Today, with the integration of digital signage and other technologies, there are many cases where travellers—both local and long-distance—are reaping numerous benefits.
Most travel hubs, but especially airports, are known for being confusing and stressful facilities to navigate. Digital signage has been implemented throughout many airport terminals around the world in an effort to reduce these negative factors and help provide an orderly, structured visual system that allows travellers to get important information with a minimal amount of effort.
The majority of these digital signage displays are designed to integrate seamlessly into the existing structures of the terminals, providing easy access to information at key navigational points along a traveller’s path in a fast, modern and efficient fashion. This integration is accomplished in a variety of ways, from large overhead screens for ease of visibility to smaller information kiosks that serve as user-friendly interactive stations. Useful content displayed on these digital signs includes not only flight arrival and departure times and gate numbers, but also weather reports and special alerts.

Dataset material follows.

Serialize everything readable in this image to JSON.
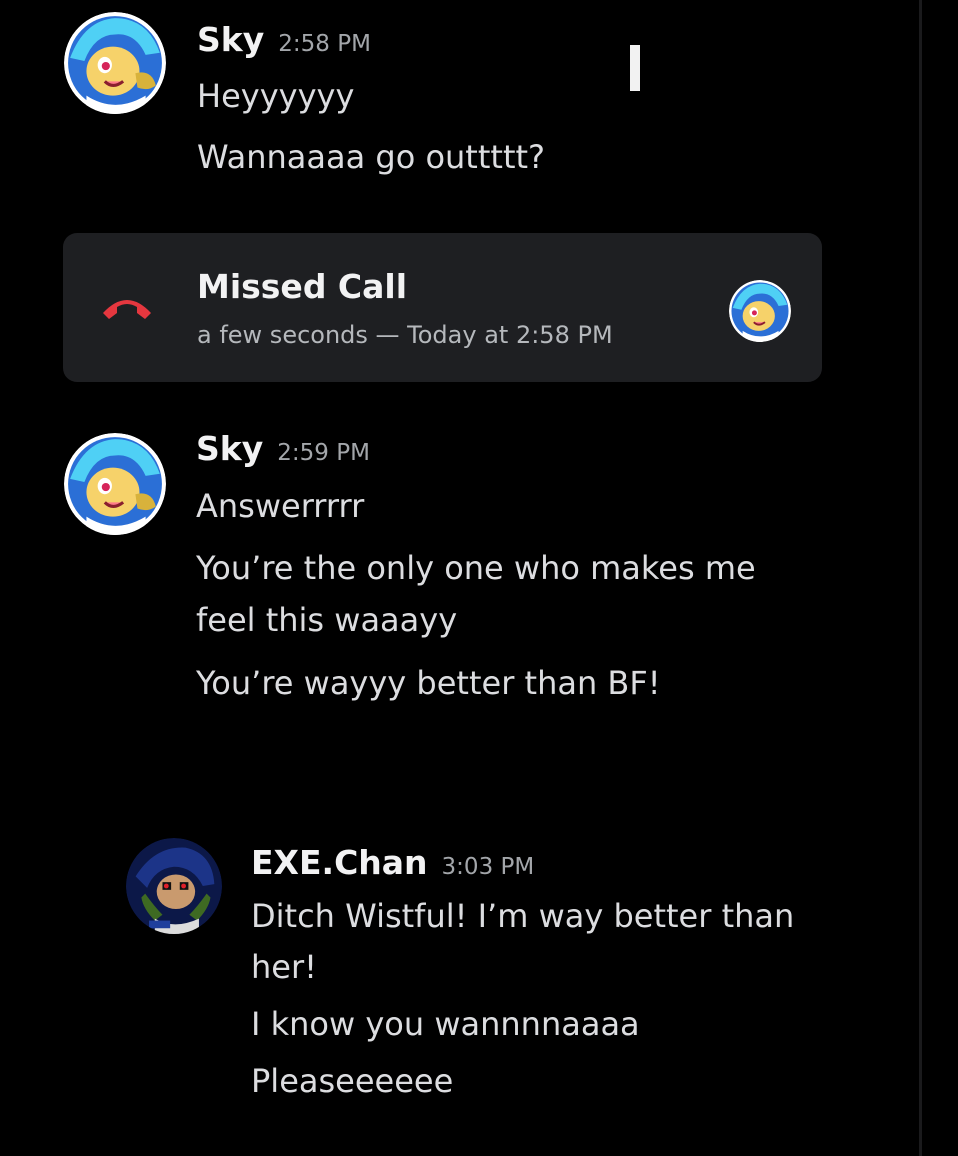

In addition to assisting travellers with wayfinding information and orienting them to the layout of a large terminal, digital signage has been shown to decrease their perceived wait times in lines, allowing them to relax. Even when shopping and dining at the airport, they will feel less stress knowing they can check the nearest screen for all the information they need.
Zurich Airport in Switzerland is one of Europe’s important international gateways and has often been considered one of the finest airports in the world. When the time came to implement digital signage, the airport’s in-house team decided to create their own network. They used content distribution and management software to send information to more than 100 screens installed throughout the airport terminal’s departure and arrival zones, as well as 34 synchronized screens in the baggage claim area.
In addition to providing travel information for passengers in a hurry, Zurich Airport’s digital signs feature co-ordinated advertising, along with entertainment and ‘atmospheric’ content to enhance the environment for travellers.
The main network has provided a foundation for further communications. In the airport’s Upperdeck restaurant, for example, 28 flat-screen displays in horizontal (landscape) mode have been installed in one seamless row. They provide real-time flight information and entertainment for travellers who do not want to have to leave the comfort of the restaurant to visit a kiosk, but still want to keep track of their travel schedule. And in keeping with the restaurant’s travel theme, the screens also give customers a bird’s eye view of a variety of global destinations with atmospheric content.
In Mumbai, India, meanwhile, Chhatrapati Shivaji International Airport also uses digital signage to meet travellers’ cultural needs. In addition to the usual content mix of travel information, news headlines, weather reports and live TV broadcasts, the airport showcases astrology forecasts for its many Hindu travellers.
Further, passengers aren’t the only ones benefiting from the adoption of digital signage in airports. The medium is vastly beneficial to administrative staff, too, as it can centralize and simplify ‘omni-channel’ information, including facility-wide public service and security alerts, and thus reduce operating costs while increasing safety. The goal of an omni-channel approach is to connect many different types of device outputs to a single management platform, built into the facility’s existing information technology (IT) framework. This way, all display devices can be managed from a single point.